In a more subtle film, I would leave the audience to puzzle out that motivation themselves... but in this film, I think the dialog could have been honed to better showcase this desperation and fear of rejection and perhaps emphasize a self-loathing in Loki that he projects directly onto his Frost Giant ancestry.




    Quote:
    The battle scenes were well done but the two big set-piece finale battles both felt too easy for Thor. When you put Thor up against the Destroyer it should require a supreme effort; this was just a tough fight. Thor didn't even rip his cloak. Then the last battle with Loki felt a little anticlimactic. They stand on the rainbow bridge and have a spear and hammer fight with some minor illusion trickery.
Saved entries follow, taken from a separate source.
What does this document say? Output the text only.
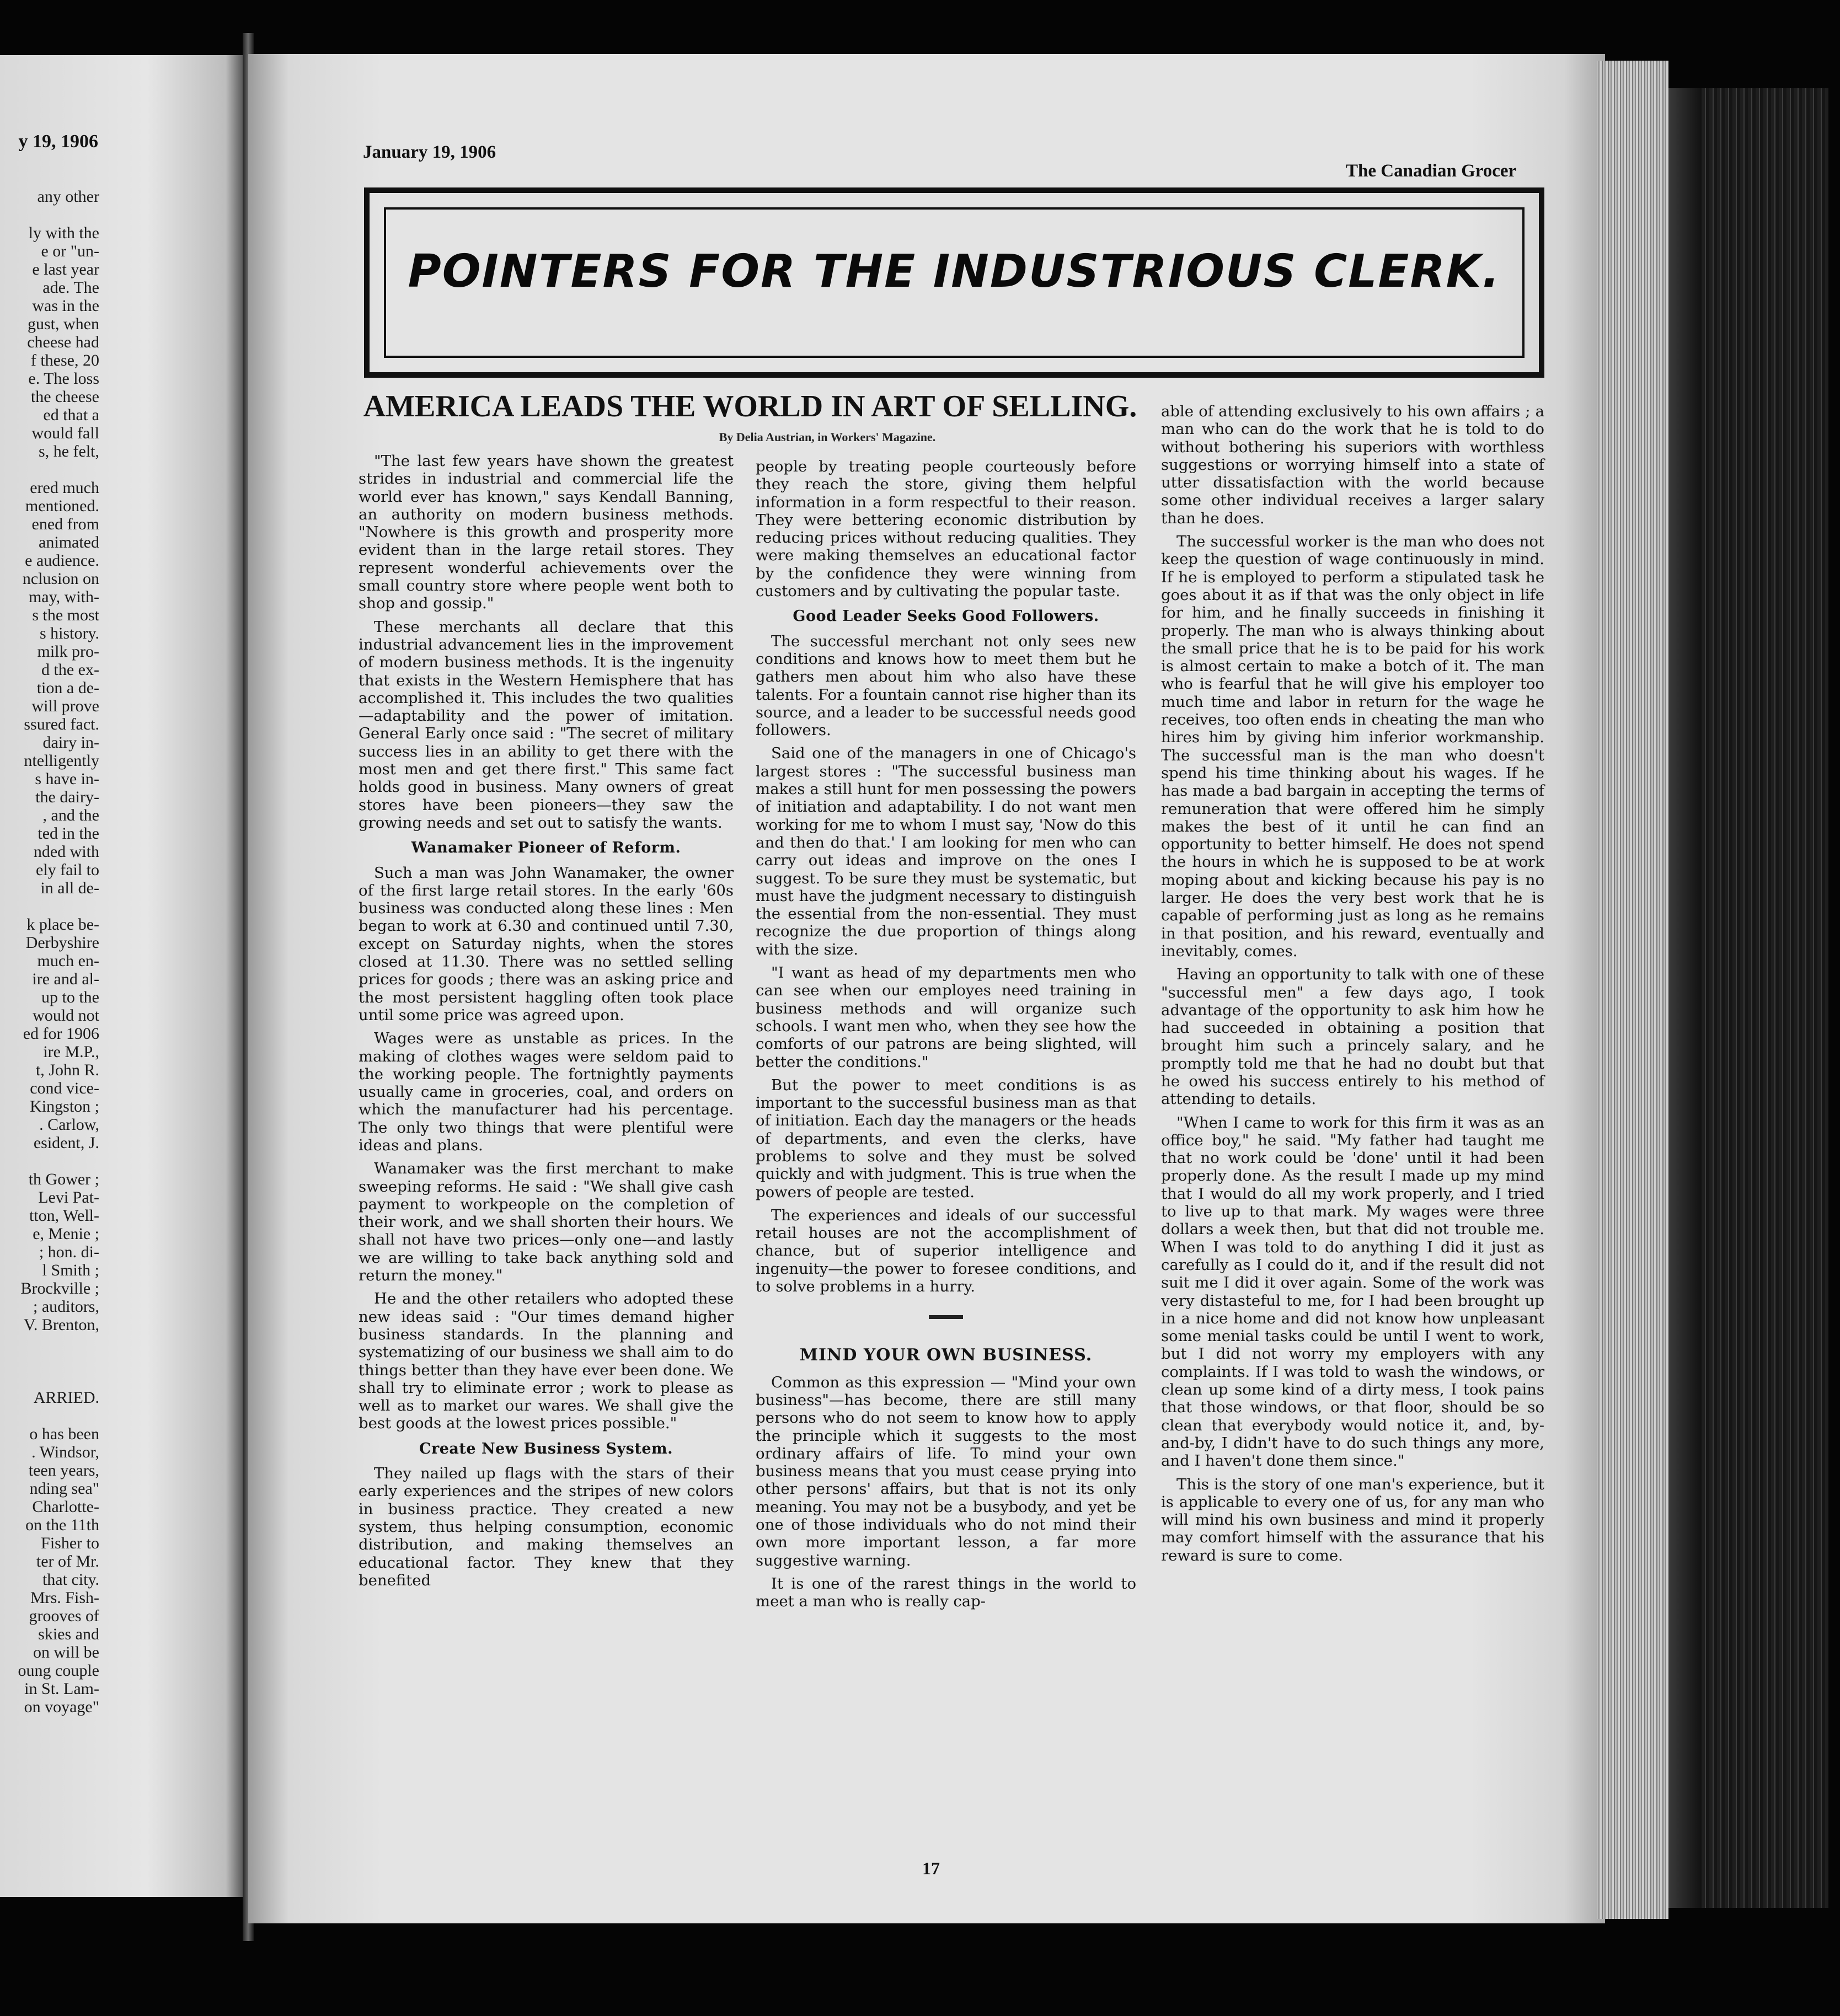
y 19, 1906
any other
ly with the
e or "un-
e last year
ade. The
was in the
gust, when
cheese had
f these, 20
e. The loss
the cheese
ed that a
would fall
s, he felt,
ered much
mentioned.
ened from
animated
e audience.
nclusion on
may, with-
s the most
s history.
milk pro-
d the ex-
tion a de-
will prove
ssured fact.
dairy in-
ntelligently
s have in-
the dairy-
, and the
ted in the
nded with
ely fail to
in all de-
k place be-
Derbyshire
much en-
ire and al-
up to the
would not
ed for 1906
ire M.P.,
t, John R.
cond vice-
Kingston ;
. Carlow,
esident, J.
th Gower ;
Levi Pat-
tton, Well-
e, Menie ;
; hon. di-
l Smith ;
Brockville ;
; auditors,
V. Brenton,
ARRIED.
o has been
. Windsor,
teen years,
nding sea"
Charlotte-
on the 11th
Fisher to
ter of Mr.
that city.
Mrs. Fish-
grooves of
skies and
on will be
oung couple
in St. Lam-
on voyage"
January 19, 1906
The Canadian Grocer
POINTERS FOR THE INDUSTRIOUS CLERK.
AMERICA LEADS THE WORLD IN ART OF SELLING.
By Delia Austrian, in Workers' Magazine.

"The last few years have shown the greatest strides in industrial and commercial life the world ever has known," says Kendall Banning, an authority on modern business methods. "Nowhere is this growth and prosperity more evident than in the large retail stores. They represent wonderful achievements over the small country store where people went both to shop and gossip."

These merchants all declare that this industrial advancement lies in the improvement of modern business methods. It is the ingenuity that exists in the Western Hemisphere that has accomplished it. This includes the two qualities—adaptability and the power of imitation. General Early once said : "The secret of military success lies in an ability to get there with the most men and get there first." This same fact holds good in business. Many owners of great stores have been pioneers—they saw the growing needs and set out to satisfy the wants.

Wanamaker Pioneer of Reform.

Such a man was John Wanamaker, the owner of the first large retail stores. In the early '60s business was conducted along these lines : Men began to work at 6.30 and continued until 7.30, except on Saturday nights, when the stores closed at 11.30. There was no settled selling prices for goods ; there was an asking price and the most persistent haggling often took place until some price was agreed upon.

Wages were as unstable as prices. In the making of clothes wages were seldom paid to the working people. The fortnightly payments usually came in groceries, coal, and orders on which the manufacturer had his percentage. The only two things that were plentiful were ideas and plans.

Wanamaker was the first merchant to make sweeping reforms. He said : "We shall give cash payment to workpeople on the completion of their work, and we shall shorten their hours. We shall not have two prices—only one—and lastly we are willing to take back anything sold and return the money."

He and the other retailers who adopted these new ideas said : "Our times demand higher business standards. In the planning and systematizing of our business we shall aim to do things better than they have ever been done. We shall try to eliminate error ; work to please as well as to market our wares. We shall give the best goods at the lowest prices possible."

Create New Business System.

They nailed up flags with the stars of their early experiences and the stripes of new colors in business practice. They created a new system, thus helping consumption, economic distribution, and making themselves an educational factor. They knew that they benefited

people by treating people courteously before they reach the store, giving them helpful information in a form respectful to their reason. They were bettering economic distribution by reducing prices without reducing qualities. They were making themselves an educational factor by the confidence they were winning from customers and by cultivating the popular taste.

Good Leader Seeks Good Followers.

The successful merchant not only sees new conditions and knows how to meet them but he gathers men about him who also have these talents. For a fountain cannot rise higher than its source, and a leader to be successful needs good followers.

Said one of the managers in one of Chicago's largest stores : "The successful business man makes a still hunt for men possessing the powers of initiation and adaptability. I do not want men working for me to whom I must say, 'Now do this and then do that.' I am looking for men who can carry out ideas and improve on the ones I suggest. To be sure they must be systematic, but must have the judgment necessary to distinguish the essential from the non-essential. They must recognize the due proportion of things along with the size.

"I want as head of my departments men who can see when our employes need training in business methods and will organize such schools. I want men who, when they see how the comforts of our patrons are being slighted, will better the conditions."

But the power to meet conditions is as important to the successful business man as that of initiation. Each day the managers or the heads of departments, and even the clerks, have problems to solve and they must be solved quickly and with judgment. This is true when the powers of people are tested.

The experiences and ideals of our successful retail houses are not the accomplishment of chance, but of superior intelligence and ingenuity—the power to foresee conditions, and to solve problems in a hurry.

MIND YOUR OWN BUSINESS.

Common as this expression — "Mind your own business"—has become, there are still many persons who do not seem to know how to apply the principle which it suggests to the most ordinary affairs of life. To mind your own business means that you must cease prying into other persons' affairs, but that is not its only meaning. You may not be a busybody, and yet be one of those individuals who do not mind their own more important lesson, a far more suggestive warning.

It is one of the rarest things in the world to meet a man who is really cap-

able of attending exclusively to his own affairs ; a man who can do the work that he is told to do without bothering his superiors with worthless suggestions or worrying himself into a state of utter dissatisfaction with the world because some other individual receives a larger salary than he does.

The successful worker is the man who does not keep the question of wage continuously in mind. If he is employed to perform a stipulated task he goes about it as if that was the only object in life for him, and he finally succeeds in finishing it properly. The man who is always thinking about the small price that he is to be paid for his work is almost certain to make a botch of it. The man who is fearful that he will give his employer too much time and labor in return for the wage he receives, too often ends in cheating the man who hires him by giving him inferior workmanship. The successful man is the man who doesn't spend his time thinking about his wages. If he has made a bad bargain in accepting the terms of remuneration that were offered him he simply makes the best of it until he can find an opportunity to better himself. He does not spend the hours in which he is supposed to be at work moping about and kicking because his pay is no larger. He does the very best work that he is capable of performing just as long as he remains in that position, and his reward, eventually and inevitably, comes.

Having an opportunity to talk with one of these "successful men" a few days ago, I took advantage of the opportunity to ask him how he had succeeded in obtaining a position that brought him such a princely salary, and he promptly told me that he had no doubt but that he owed his success entirely to his method of attending to details.

"When I came to work for this firm it was as an office boy," he said. "My father had taught me that no work could be 'done' until it had been properly done. As the result I made up my mind that I would do all my work properly, and I tried to live up to that mark. My wages were three dollars a week then, but that did not trouble me. When I was told to do anything I did it just as carefully as I could do it, and if the result did not suit me I did it over again. Some of the work was very distasteful to me, for I had been brought up in a nice home and did not know how unpleasant some menial tasks could be until I went to work, but I did not worry my employers with any complaints. If I was told to wash the windows, or clean up some kind of a dirty mess, I took pains that those windows, or that floor, should be so clean that everybody would notice it, and, by-and-by, I didn't have to do such things any more, and I haven't done them since."

This is the story of one man's experience, but it is applicable to every one of us, for any man who will mind his own business and mind it properly may comfort himself with the assurance that his reward is sure to come.

17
I didn't feel it served the drama. Meanwhile, the ice giant invasion of Asgard and the bravery of the Warriors Three and Sif in, um, taking Heimdall to hospital, happened entirely offscreen. These fights needed to be better storyboarded with better pacing.


See my notes above about what Marvel films have been missing in the big hero moments, but I obviously agree. The Frost Giant invasion of Earth at the start of the film remains the more interesting conflict because of the obvious stakes involved. Here, the stakes are very personal, which is good, but they would have been better served to do a "Return of the Jedi" climax and intercut the dueling individuals with scenes of a larger struggle.

Overall, however, I really enjoyed the film myself even if I found it a bit ramshackle in construction. I've read that Branagh sent a letter to the award-winning actress who apparently played the owner of the New Mexico diner, apologizing for her role being cut out of the film completely. So, apparently, there's plenty of footage that didn't make it into the final film. I'd be curious to see a longer cut of Thor and find out if the film were improved by a longer (but as a result, quieter) exile on Earth.